Brahm Ahmadi, executive director of People’s Grocery in West Oakland, crystallized this idea in a recent (pre-event) post on his blog. Slow Food is “currently distracted by its own self-important belief that it should be a big tent for lots of people, rather than simply being an equal member of a much bigger movement or coalition in which the movement itself is the big tent,” he wrote.
Instead, Ahmadi argued, the group should “form coalitions in which Slow Food acts as an ally” to groups seeking to create socially just and sustainable food systems in low-income areas. For Ahmadi, that means not trying to speak for such efforts, but rather “leveraging its political and social influence to open doors and generate resources that other groups do not have access to.”
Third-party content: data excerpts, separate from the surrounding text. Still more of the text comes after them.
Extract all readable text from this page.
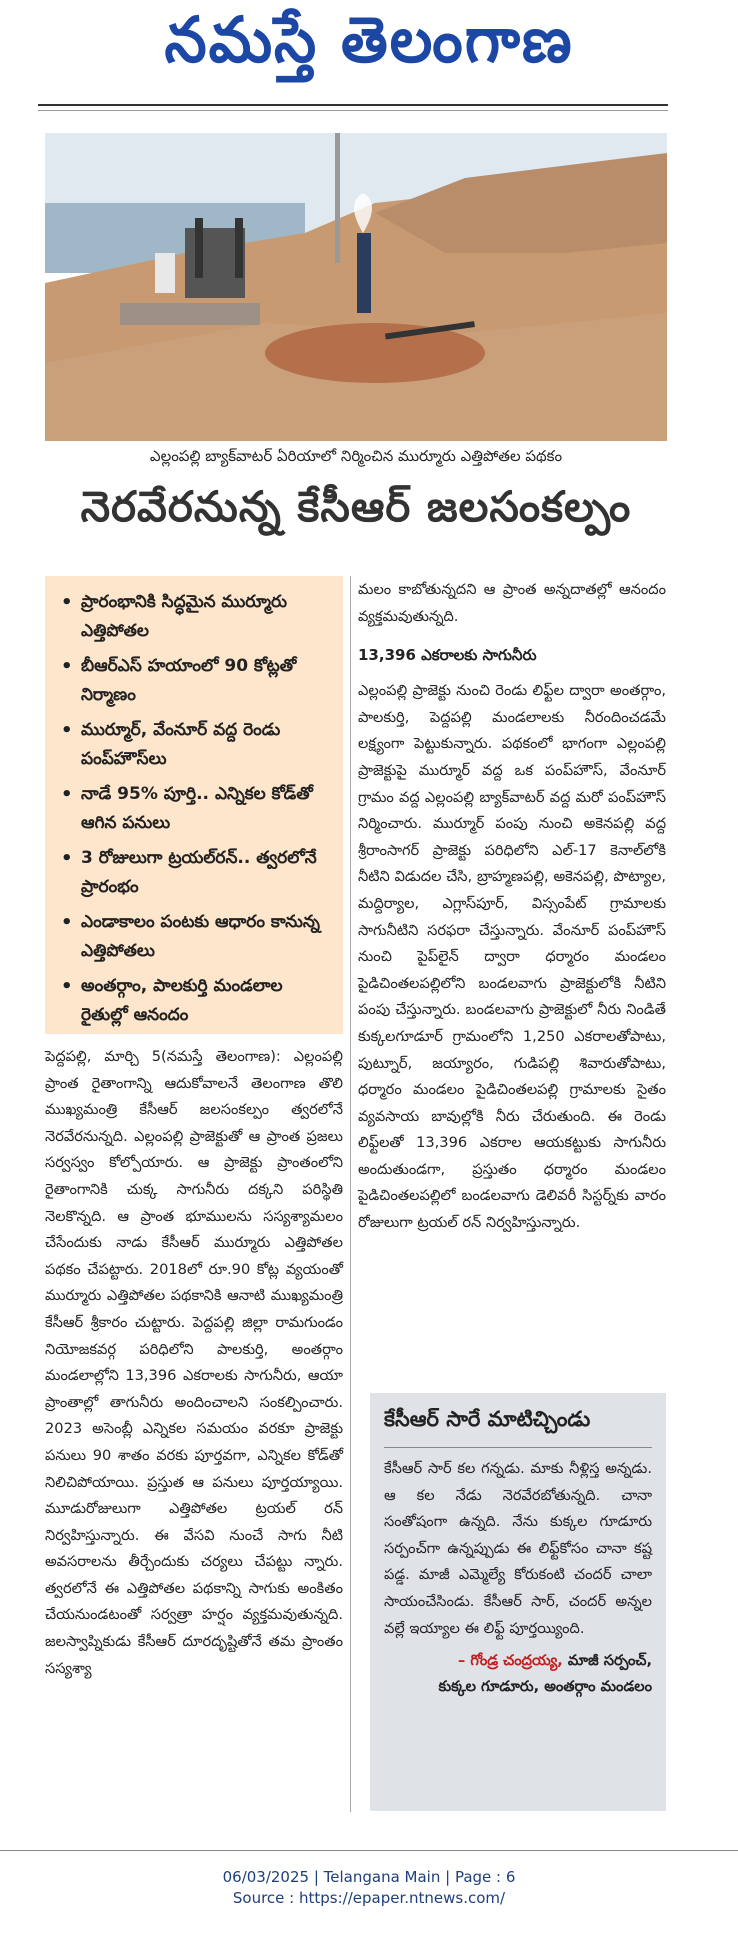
నమస్తే తెలంగాణ
ఎల్లంపల్లి బ్యాక్‌వాటర్ ఏరియాలో నిర్మించిన ముర్మూరు ఎత్తిపోతల పథకం
నెరవేరనున్న కేసీఆర్ జలసంకల్పం
• ప్రారంభానికి సిద్ధమైన ముర్మూరు ఎత్తిపోతల
• బీఆర్‌ఎస్ హయాంలో 90 కోట్లతో నిర్మాణం
• ముర్మూర్, వేంనూర్ వద్ద రెండు పంప్‌హౌస్‌లు
• నాడే 95% పూర్తి.. ఎన్నికల కోడ్‌తో ఆగిన పనులు
• 3 రోజులుగా ట్రయల్‌రన్.. త్వరలోనే ప్రారంభం
• ఎండాకాలం పంటకు ఆధారం కానున్న ఎత్తిపోతలు
• అంతర్గాం, పాలకుర్తి మండలాల రైతుల్లో ఆనందం

పెద్దపల్లి, మార్చి 5(నమస్తే తెలంగాణ): ఎల్లంపల్లి ప్రాంత రైతాంగాన్ని ఆదుకోవాలనే తెలంగాణ తొలి ముఖ్యమంత్రి కేసీఆర్ జలసంకల్పం త్వరలోనే నెరవేరనున్నది. ఎల్లంపల్లి ప్రాజెక్టుతో ఆ ప్రాంత ప్రజలు సర్వస్వం కోల్పోయారు. ఆ ప్రాజెక్టు ప్రాంతంలోని రైతాంగానికి చుక్క సాగునీరు దక్కని పరిస్థితి నెలకొన్నది. ఆ ప్రాంత భూములను సస్యశ్యామలం చేసేందుకు నాడు కేసీఆర్ ముర్మూరు ఎత్తిపోతల పథకం చేపట్టారు. 2018లో రూ.90 కోట్ల వ్యయంతో ముర్మూరు ఎత్తిపోతల పథకానికి ఆనాటి ముఖ్యమంత్రి కేసీఆర్ శ్రీకారం చుట్టారు. పెద్దపల్లి జిల్లా రామగుండం నియోజకవర్గ పరిధిలోని పాలకుర్తి, అంతర్గాం మండలాల్లోని 13,396 ఎకరాలకు సాగునీరు, ఆయా ప్రాంతాల్లో తాగునీరు అందించాలని సంకల్పించారు. 2023 అసెంబ్లీ ఎన్నికల సమయం వరకూ ప్రాజెక్టు పనులు 90 శాతం వరకు పూర్తవగా, ఎన్నికల కోడ్‌తో నిలిచిపోయాయి. ప్రస్తుత ఆ పనులు పూర్తయ్యాయి. మూడురోజులుగా ఎత్తిపోతల ట్రయల్ రన్ నిర్వహిస్తున్నారు. ఈ వేసవి నుంచే సాగు నీటి అవసరాలను తీర్చేందుకు చర్యలు చేపట్టు న్నారు. త్వరలోనే ఈ ఎత్తిపోతల పథకాన్ని సాగుకు అంకితం చేయనుండటంతో సర్వత్రా హర్షం వ్యక్తమవుతున్నది. జలస్వాప్నికుడు కేసీఆర్ దూరదృష్టితోనే తమ ప్రాంతం సస్యశ్యా

మలం కాబోతున్నదని ఆ ప్రాంత అన్నదాతల్లో ఆనందం వ్యక్తమవుతున్నది.

13,396 ఎకరాలకు సాగునీరు

ఎల్లంపల్లి ప్రాజెక్టు నుంచి రెండు లిఫ్ట్‌ల ద్వారా అంతర్గాం, పాలకుర్తి, పెద్దపల్లి మండలాలకు నీరందించడమే లక్ష్యంగా పెట్టుకున్నారు. పథకంలో భాగంగా ఎల్లంపల్లి ప్రాజెక్టుపై ముర్మూర్ వద్ద ఒక పంప్‌హౌస్, వేంనూర్ గ్రామం వద్ద ఎల్లంపల్లి బ్యాక్‌వాటర్ వద్ద మరో పంప్‌హౌస్ నిర్మించారు. ముర్మూర్ పంపు నుంచి అకెనపల్లి వద్ద శ్రీరాంసాగర్ ప్రాజెక్టు పరిధిలోని ఎల్-17 కెనాల్‌లోకి నీటిని విడుదల చేసి, బ్రాహ్మణపల్లి, అకెనపల్లి, పొట్యాల, మద్దిర్యాల, ఎగ్లాస్‌పూర్, విస్సంపేట్ గ్రామాలకు సాగునీటిని సరఫరా చేస్తున్నారు. వేంనూర్ పంప్‌హౌస్ నుంచి పైప్‌లైన్ ద్వారా ధర్మారం మండలం పైడిచింతలపల్లిలోని బండలవాగు ప్రాజెక్టులోకి నీటిని పంపు చేస్తున్నారు. బండలవాగు ప్రాజెక్టులో నీరు నిండితే కుక్కలగూడూర్ గ్రామంలోని 1,250 ఎకరాలతోపాటు, పుట్నూర్, జయ్యారం, గుడిపల్లి శివారుతోపాటు, ధర్మారం మండలం పైడిచింతలపల్లి గ్రామాలకు సైతం వ్యవసాయ బావుల్లోకి నీరు చేరుతుంది. ఈ రెండు లిఫ్ట్‌లతో 13,396 ఎకరాల ఆయకట్టుకు సాగునీరు అందుతుండగా, ప్రస్తుతం ధర్మారం మండలం పైడిచింతలపల్లిలో బండలవాగు డెలివరీ సిస్టర్న్‌కు వారం రోజులుగా ట్రయల్ రన్ నిర్వహిస్తున్నారు.

కేసీఆర్ సారే మాటిచ్చిండు
కేసీఆర్ సార్ కల గన్నడు. మాకు నీళ్లిస్త అన్నడు. ఆ కల నేడు నెరవేరబోతున్నది. చానా సంతోషంగా ఉన్నది. నేను కుక్కల గూడూరు సర్పంచ్‌గా ఉన్నప్పుడు ఈ లిఫ్ట్‌కోసం చానా కష్ట పడ్డ. మాజీ ఎమ్మెల్యే కోరుకంటి చందర్ చాలా సాయంచేసిండు. కేసీఆర్ సార్, చందర్ అన్నల వల్లే ఇయ్యాల ఈ లిఫ్ట్ పూర్తయ్యింది.
– గోండ్ర చంద్రయ్య, మాజీ సర్పంచ్,
కుక్కల గూడూరు, అంతర్గాం మండలం
06/03/2025 | Telangana Main | Page : 6
Source : https://epaper.ntnews.com/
Slow Food Nation chose not to highlight the debate around the question of elitism and the food movement at its flagship Food for Thought series. But it did give Ahmadi a forum at its Changemaker Day forum — weirdly, an invitation-only event. Uninvited, I essentially snuck into Ahmadi’s panel on “Reframing the Slow Food Conversation to Support Food Justice.”
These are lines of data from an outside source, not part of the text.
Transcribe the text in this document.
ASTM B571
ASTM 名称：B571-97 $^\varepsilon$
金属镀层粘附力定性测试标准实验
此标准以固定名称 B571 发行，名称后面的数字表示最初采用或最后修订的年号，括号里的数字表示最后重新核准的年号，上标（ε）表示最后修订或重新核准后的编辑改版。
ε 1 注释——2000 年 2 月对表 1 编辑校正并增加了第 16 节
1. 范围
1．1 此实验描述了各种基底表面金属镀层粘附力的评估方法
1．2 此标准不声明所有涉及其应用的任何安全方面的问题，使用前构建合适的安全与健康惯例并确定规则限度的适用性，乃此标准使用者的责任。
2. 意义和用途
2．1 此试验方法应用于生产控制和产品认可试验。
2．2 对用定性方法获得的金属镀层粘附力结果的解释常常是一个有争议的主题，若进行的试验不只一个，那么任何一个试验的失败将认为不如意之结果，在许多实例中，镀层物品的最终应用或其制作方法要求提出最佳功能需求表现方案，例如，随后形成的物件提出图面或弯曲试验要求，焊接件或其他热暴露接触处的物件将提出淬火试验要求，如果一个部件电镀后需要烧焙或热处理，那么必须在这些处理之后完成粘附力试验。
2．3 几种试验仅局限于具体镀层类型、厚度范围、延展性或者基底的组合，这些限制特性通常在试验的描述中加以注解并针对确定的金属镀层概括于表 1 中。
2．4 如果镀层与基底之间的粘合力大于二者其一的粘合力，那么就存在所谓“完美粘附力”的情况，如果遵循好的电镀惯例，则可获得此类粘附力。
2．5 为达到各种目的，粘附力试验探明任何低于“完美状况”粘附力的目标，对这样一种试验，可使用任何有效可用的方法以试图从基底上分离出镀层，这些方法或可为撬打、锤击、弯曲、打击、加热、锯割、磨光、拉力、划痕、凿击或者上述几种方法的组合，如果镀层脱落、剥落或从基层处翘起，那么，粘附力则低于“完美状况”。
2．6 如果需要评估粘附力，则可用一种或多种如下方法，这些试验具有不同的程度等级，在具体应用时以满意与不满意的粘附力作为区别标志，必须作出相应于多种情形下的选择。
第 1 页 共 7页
There, Ahmadi gave a salient example of his problem with Slow Food. Grassroots groups working in the Bay Area’s low-income sections like his own People’s Grocery had watched in awe and astonishment as Slow Food Nation and its impressive physical footprint took shape, Ahmadi said. The Victory Garden and the Taste Pavilion would be erected and dismantled in the span of a few months, representing tremendous efforts of top designers and artisans, to speak nothing of political muscle and financial resources. Meanwhile, groups like People’s Grocery struggle and wrangle for years to get a truck to deliver fresh food in West Oakland.
Photo: Russ Walker
Joining Ahmadi on the panel was Josh Viertel, recently named president of Slow Food USA. I found Viertel’s answer to Ahmadi extremely encouraging. Rather than react defensively, Viertel encouraged the audience to read Ahmadi’s blog post. Then he admitted that Slow Food USA has a communication problem with low-income communities. He noted the group’s well-publicized effort to save heritage turkeys from extinction — a victory for biodiversity in our rapidly homogenizing food chain — but acknowledged the absurdity of touting such a victory in low-income communities where people will soon be choosing between buying enough food and paying the heating bill. Viertel seemed determined that Slow Food USA not “suck all the air out of the room” as the sustainable-food movement goes forward.
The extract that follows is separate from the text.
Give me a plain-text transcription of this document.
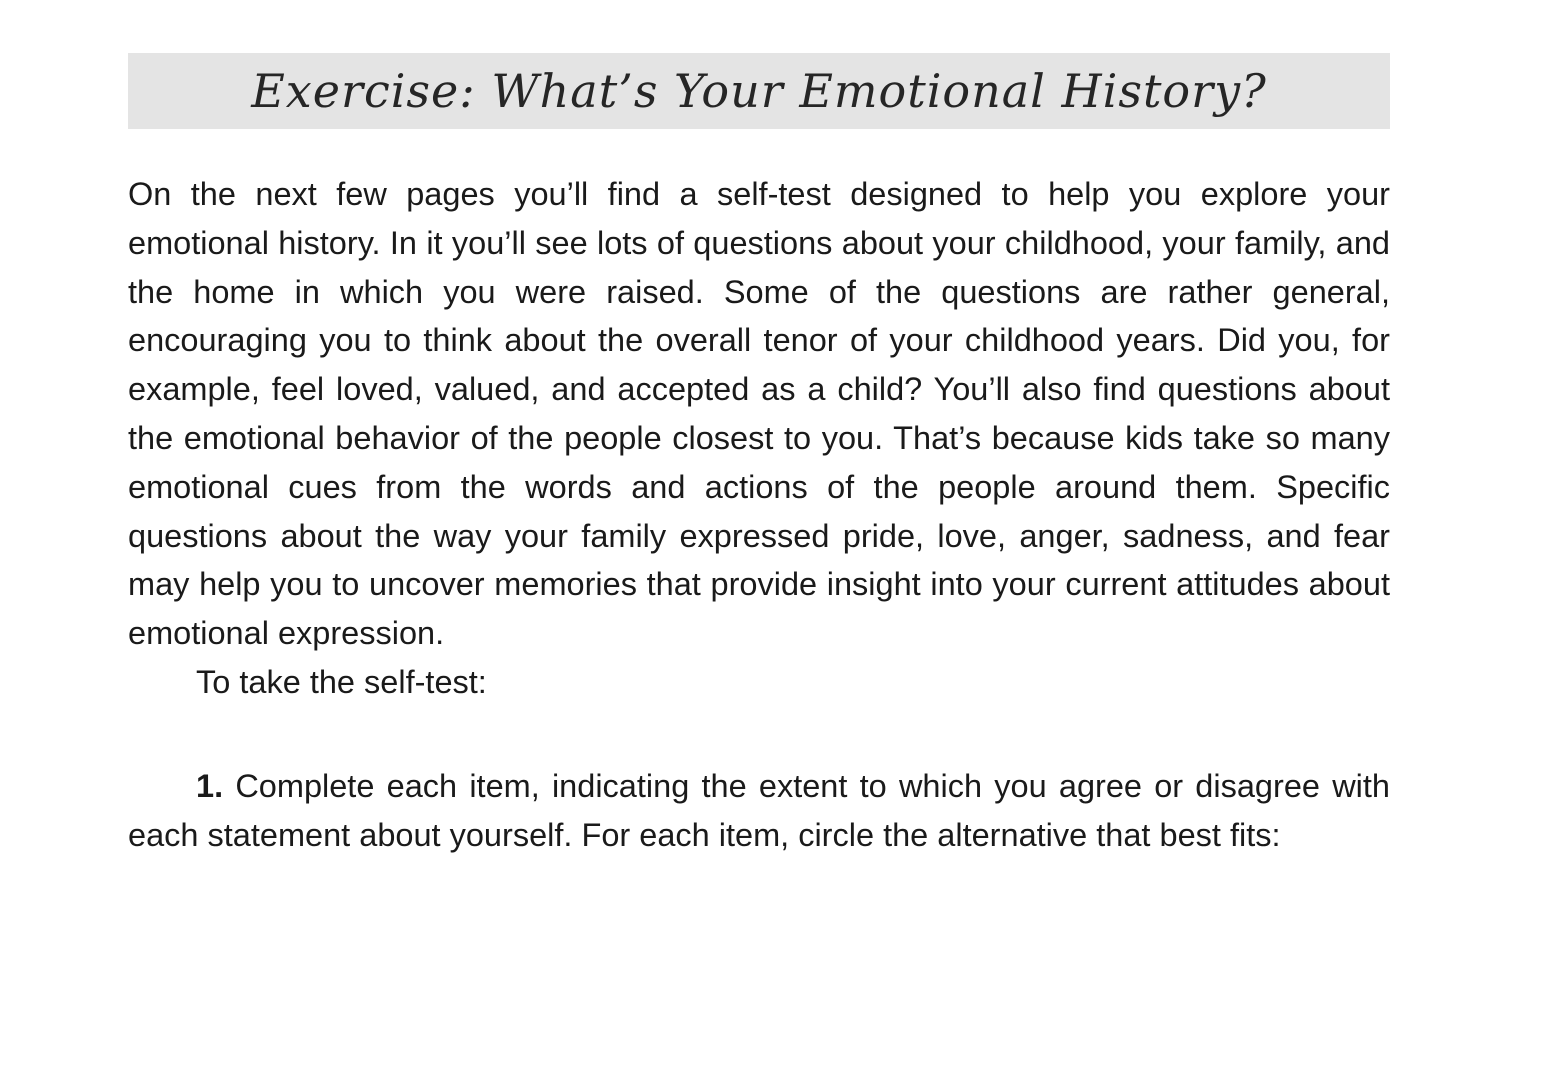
Exercise: What’s Your Emotional History?

On the next few pages you’ll find a self-test designed to help you explore your emotional history. In it you’ll see lots of questions about your childhood, your family, and the home in which you were raised. Some of the questions are rather general, encouraging you to think about the overall tenor of your childhood years. Did you, for example, feel loved, valued, and accepted as a child? You’ll also find questions about the emotional behavior of the people closest to you. That’s because kids take so many emotional cues from the words and actions of the people around them. Specific questions about the way your family expressed pride, love, anger, sadness, and fear may help you to uncover memories that provide insight into your current attitudes about emotional expression.

To take the self-test:

1. Complete each item, indicating the extent to which you agree or disagree with each statement about yourself. For each item, circle the alternative that best fits:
Viertel may seem an odd choice to rescue Slow Food from its elitist reputation. The group plucked him out of the leafy confines of New Haven, Conn., where he lead the Yale Sustainable Food Project. But broadening Slow Food’s focus is precisely his task. By any standard, “good, clean, and fair” food represents no more than 3 percent of food sold in the United States. To really challenge the status quo, the sustainable-food movement needs to expand its base dramatically — and Slow Food USA, with its considerable cultural and political stature, can be a constructive force in that effort.
Fast Food Nation author Eric Schlosser, a longtime Slow Food USA insider who was prominently featured at the Labor Day weekend event, is already providing an example. At forum after forum at Slow Food Nation, Schlosser drove home a key point: The millions of people who work at vegetable farms, meatpacking plants, and restaurants — the largest group of employees in the United States — are ruthlessly exploited and need to be included in any meaningful sustainable-food movement. And he stacked his own Food for Thought session not with celebrated authors, but rather with labor-movement leaders.
I heard Schlosser say off-stage that his single-minded focus on labor made him feel like a “turd in a punchbowl” at Slow Food Nation. In reality, such use of cultural capital is a torch lighting a path toward a truly just and sustainable food system.